El tratamiento será sobre todo tranquilizar al paciente y colocarlo en una posición cómoda aplicando hielo sobre el tórax para producir vasoconstricción y disminuir el sangrado. Tener cuidado con no inducir al paciente a una hipotermia.

 

4.      Hematemesis: Es la salida de sangre por la boca, pero procedente del estómago (hemorragia digestiva alta). Se caracteriza en que se expulsa al exterior por vómitos, mezclada con restos de alimentos, su color es rojo oscuro y tiene aspecto de “posos de café".

 

El tratamiento debe ser:

 

Ø       Monitorizar al paciente ya que puede sufrir mareos, hipotensión e incluso pérdida de conocimiento

Ø       .Dieta absoluta del paciente para líquidos y sólidos

Ø       .Poner frío local para producir vasoconstricción y disminuir la hemorragia

 

5.      Melenas: Son las heces con sangre procedente del estómago (digerida) de aspecto negruzco y consistencia pegajosa (similar a la pez). En principio el foco de la hemorragia puede estar tanto por encima como por debajo del estómago al tratarse de sangre que ha sufrido la acción de los jugos del tracto intestinal. El tratamiento en principio sería el mismo que en la hematemesis.

 

TRATAMIENTO DOMÉSTICO:

 

Hay que tener en cuenta, que la visión de la sangre asusta mucho y que nos puede hacer pensar que la hemorragia es más grave o afecta a alguna parte más importante de lo que realmente es en realidad. Por esto, hay que tratar de mantener la calma para dar seguridad a la persona afectada ya nosotros mismos.

 

Las pautas que hay que tener en cuenta, van a ir dirigidas sobre todo al tratamiento de las hemorragias externas:

 

·          Tranquilizar a la persona afectada

·          Valorar intensidad del sangrado, volumen perdido de sangre y la zona afectada

·          Avisar a otra persona en caso de que el sangrado sea copioso para que avise al servicio de urgencia, o en caso de no existir esa posibilidad hacerlo primero y luego atender a la persona

·          Comprimir con un paño, gasas... limpio la hemorragia.

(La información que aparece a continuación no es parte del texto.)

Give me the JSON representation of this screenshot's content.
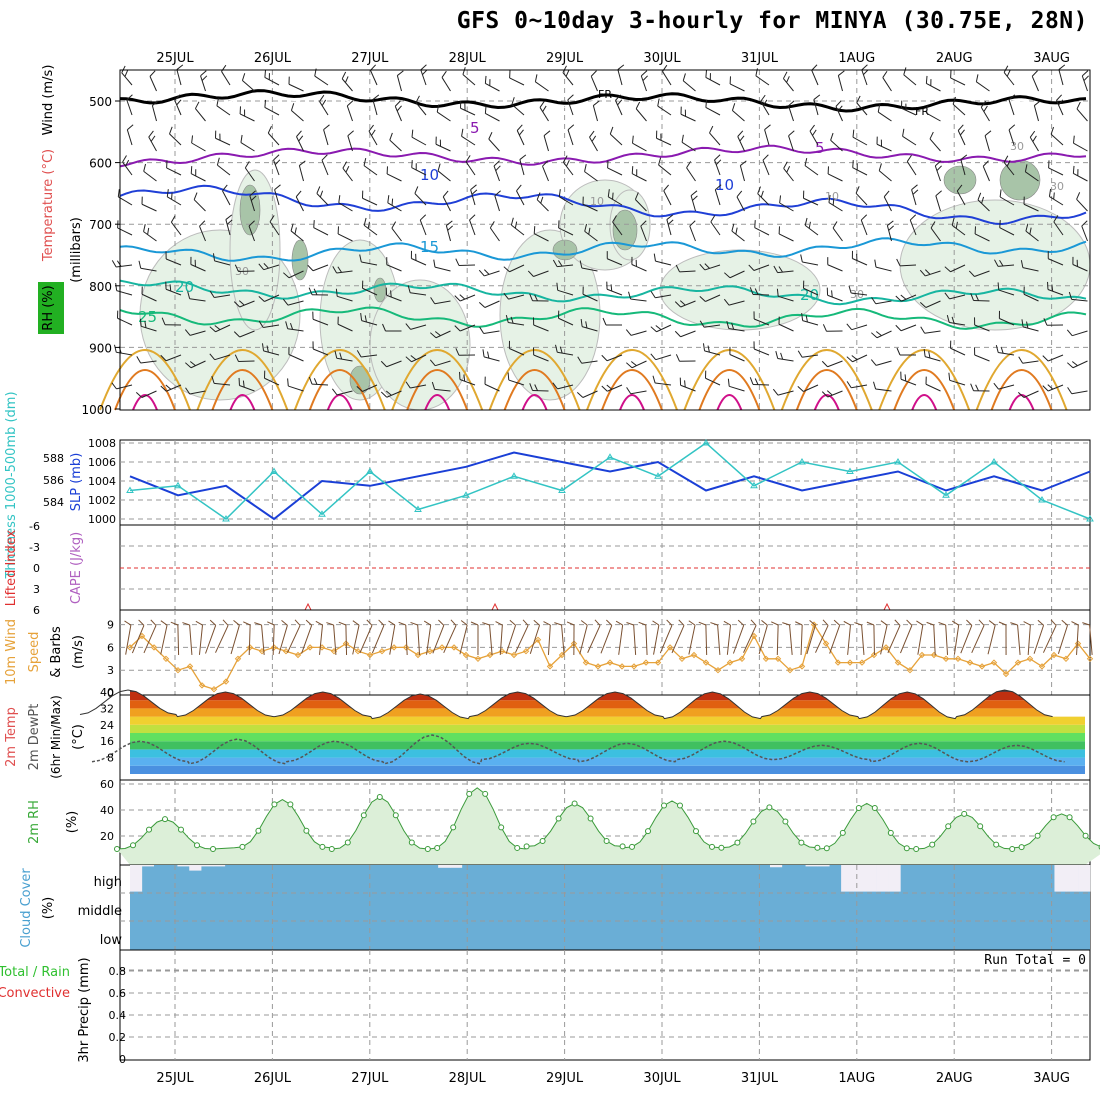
{
  "title": "GFS 0~10day 3-hourly for MINYA (30.75E, 28N)",
  "dates": [
    "25JUL",
    "26JUL",
    "27JUL",
    "28JUL",
    "29JUL",
    "30JUL",
    "31JUL",
    "1AUG",
    "2AUG",
    "3AUG"
  ],
  "colors": {
    "wind_barb": "#000000",
    "freezing": "#000000",
    "rh_fill": "#e6f2e6",
    "temp_5": "#8a1ab0",
    "temp_10": "#1f3fd6",
    "temp_15": "#1a98d6",
    "temp_20": "#17b5a0",
    "temp_25": "#16b97a",
    "temp_warm": "#e0a830",
    "temp_hot": "#e07a20",
    "slp": "#1a3fd6",
    "thickness": "#33c4c4",
    "lifted_zero": "#e03030",
    "wind10": "#e6a23a",
    "temp2m_line": "#333333",
    "rh2m": "#3a9a3a",
    "cloud": "#6aaed6",
    "grid": "#aaaaaa"
  },
  "upper_panel": {
    "axis_label_wind": "Wind (m/s)",
    "axis_label_temp": "Temperature (°C)",
    "axis_label_rh": "RH (%)",
    "axis_label_pressure": "(millibars)",
    "pressure_ticks": [
      "500",
      "600",
      "700",
      "800",
      "900",
      "1000"
    ],
    "fr_label": "FR",
    "contour_labels": [
      "5",
      "5",
      "10",
      "10",
      "15",
      "20",
      "20",
      "25",
      "30",
      "30",
      "30",
      "30",
      "10",
      "10"
    ]
  },
  "chart_data": [
    {
      "type": "line",
      "panel": "SLP and 1000-500mb thickness",
      "x": [
        "24JUL 12",
        "25JUL 00",
        "25JUL 12",
        "26JUL 00",
        "26JUL 12",
        "27JUL 00",
        "27JUL 12",
        "28JUL 00",
        "28JUL 12",
        "29JUL 00",
        "29JUL 12",
        "30JUL 00",
        "30JUL 12",
        "31JUL 00",
        "31JUL 12",
        "1AUG 00",
        "1AUG 12",
        "2AUG 00",
        "2AUG 12",
        "3AUG 00",
        "3AUG 12"
      ],
      "series": [
        {
          "name": "SLP (mb)",
          "values": [
            1004.5,
            1002.5,
            1003.5,
            1000,
            1004,
            1003.5,
            1004.5,
            1005.5,
            1007,
            1006,
            1005,
            1006,
            1003,
            1004.5,
            1003,
            1004,
            1005,
            1003,
            1004.5,
            1003,
            1005
          ]
        },
        {
          "name": "Thickness 1000-500mb (dm)",
          "values": [
            1003,
            1003.5,
            1000,
            1005,
            1000.5,
            1005,
            1001,
            1002.5,
            1004.5,
            1003,
            1006.5,
            1004.5,
            1008,
            1003.5,
            1006,
            1005,
            1006,
            1002.5,
            1006,
            1002,
            1000
          ]
        }
      ],
      "ylabel_left": "Thickness 1000-500mb (dm)",
      "ylabel_right": "SLP (mb)",
      "left_ticks": [
        "588",
        "586",
        "584"
      ],
      "right_ticks": [
        "1008",
        "1006",
        "1004",
        "1002",
        "1000"
      ]
    },
    {
      "type": "line",
      "panel": "Lifted Index and CAPE",
      "ylabel": "Lifted Index",
      "ylabel2": "CAPE (J/kg)",
      "ticks": [
        "-6",
        "-3",
        "0",
        "3",
        "6"
      ],
      "values": [
        0,
        0,
        0,
        0,
        0
      ]
    },
    {
      "type": "line",
      "panel": "10m Wind Speed and Barbs",
      "ylabel": "10m Wind Speed & Barbs",
      "unit": "(m/s)",
      "ticks": [
        "9",
        "6",
        "3",
        "0"
      ],
      "x_hours": [
        0,
        3,
        6,
        9,
        12,
        15,
        18,
        21,
        24,
        27,
        30,
        33,
        36,
        39,
        42,
        45,
        48,
        51,
        54,
        57,
        60,
        63,
        66,
        69,
        72,
        75,
        78,
        81,
        84,
        87,
        90,
        93,
        96,
        99,
        102,
        105,
        108,
        111,
        114,
        117,
        120,
        123,
        126,
        129,
        132,
        135,
        138,
        141,
        144,
        147,
        150,
        153,
        156,
        159,
        162,
        165,
        168,
        171,
        174,
        177,
        180,
        183,
        186,
        189,
        192,
        195,
        198,
        201,
        204,
        207,
        210,
        213,
        216,
        219,
        222,
        225,
        228,
        231,
        234,
        237,
        240
      ],
      "values": [
        6,
        7.5,
        6,
        4.5,
        3,
        3.5,
        1,
        0.5,
        1.5,
        4.5,
        6,
        5.5,
        6,
        5.5,
        5,
        6,
        6,
        5.5,
        6.5,
        5.5,
        5,
        5.5,
        6,
        6,
        5,
        5.5,
        6,
        6,
        5,
        4.5,
        5,
        5.5,
        5,
        5.5,
        7,
        3.5,
        5,
        6.5,
        4,
        3.5,
        4,
        3.5,
        3.5,
        4,
        4,
        6,
        4.5,
        5,
        4,
        3,
        4,
        4.5,
        7.5,
        4.5,
        4.5,
        3,
        3.5,
        9,
        6.5,
        4,
        4,
        4,
        5,
        6,
        4,
        3,
        5,
        5,
        4.5,
        4.5,
        4,
        3.5,
        4,
        2.5,
        4,
        4.5,
        3.5,
        5,
        4.5,
        6.5,
        4.5
      ]
    },
    {
      "type": "area",
      "panel": "2m Temp and DewPt",
      "ylabel": "2m Temp 2m DewPt (6hr Min/Max)",
      "unit": "(°C)",
      "ticks": [
        "40",
        "32",
        "24",
        "16",
        "8"
      ],
      "series": [
        {
          "name": "2m Temp",
          "min": [
            29,
            28,
            28,
            27,
            28,
            28,
            27,
            28,
            27,
            28
          ],
          "max": [
            41,
            40,
            40,
            39,
            40,
            40,
            40,
            40,
            40,
            41
          ]
        },
        {
          "name": "2m DewPt",
          "min": [
            6,
            5,
            6,
            5,
            7,
            6,
            7,
            7,
            6,
            6
          ],
          "max": [
            16,
            17,
            16,
            19,
            15,
            15,
            16,
            14,
            15,
            14
          ]
        }
      ]
    },
    {
      "type": "area",
      "panel": "2m RH",
      "ylabel": "2m RH",
      "unit": "(%)",
      "ticks": [
        "60",
        "40",
        "20"
      ],
      "min": [
        10,
        11,
        10,
        10,
        12,
        11,
        11,
        10,
        10,
        11
      ],
      "max": [
        33,
        48,
        50,
        57,
        45,
        47,
        42,
        45,
        37,
        37
      ]
    },
    {
      "type": "bar",
      "panel": "Cloud Cover",
      "ylabel": "Cloud Cover (%)",
      "levels": [
        "high",
        "middle",
        "low"
      ],
      "high_cloud_pct": [
        95,
        5,
        0,
        0,
        5,
        20,
        5,
        5,
        0,
        0,
        0,
        0,
        0,
        0,
        0,
        0,
        0,
        0,
        0,
        0,
        0,
        0,
        0,
        0,
        0,
        0,
        10,
        10,
        0,
        0,
        0,
        0,
        0,
        0,
        0,
        0,
        0,
        0,
        0,
        0,
        0,
        0,
        0,
        0,
        0,
        0,
        0,
        0,
        0,
        0,
        0,
        0,
        0,
        0,
        8,
        0,
        0,
        5,
        5,
        0,
        95,
        95,
        95,
        95,
        95,
        0,
        0,
        0,
        0,
        0,
        0,
        0,
        0,
        0,
        0,
        0,
        0,
        0,
        95,
        95,
        95
      ]
    },
    {
      "type": "line",
      "panel": "3hr Precip",
      "ylabel": "3hr Precip (mm)",
      "series_labels": [
        "Total / Rain",
        "Convective"
      ],
      "ticks": [
        "0.8",
        "0.6",
        "0.4",
        "0.2",
        "0"
      ],
      "run_total_label": "Run Total = 0",
      "values": [
        0,
        0,
        0,
        0,
        0
      ]
    }
  ]
}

Si se mancha el paño, NUNCA lo retiraremos, sino que pondremos otro encima con el fin de mantener el coágulo de taponamiento que se haya formado

·          Si con la presión no cede, elevar el miembro afectado con el fin de reducir el retorno venoso y que así cese la hemorragia.

·          Si esto tampoco funciona, buscaremos el punto de compresión de la extremidad, que generalmente será el vaso de mayor calibre que se encuentre cercano a la extremidad.

·          Podemos mantener a la persona herida tumbada en el suelo por si sufre una hipotensión (bajada de tensión) por la sangre perdida o por la simple impresión de la visión de la sangre

·          No darle nada de beber, aunque refiera que tiene sed, pues ello podría hacer que la hemorragia se intensificase en lugar de favorecer al atendido.

 

En el resto de las hemorragias, es mejor que nos pongamos en contacto con los servicios médicos de urgencias, ya que el tratamiento es mucho más complejo y no nos va a ser posible realizarlo en casa. Ante cualquier signo extraño, lo correcto es avisar al centro de salud o 112.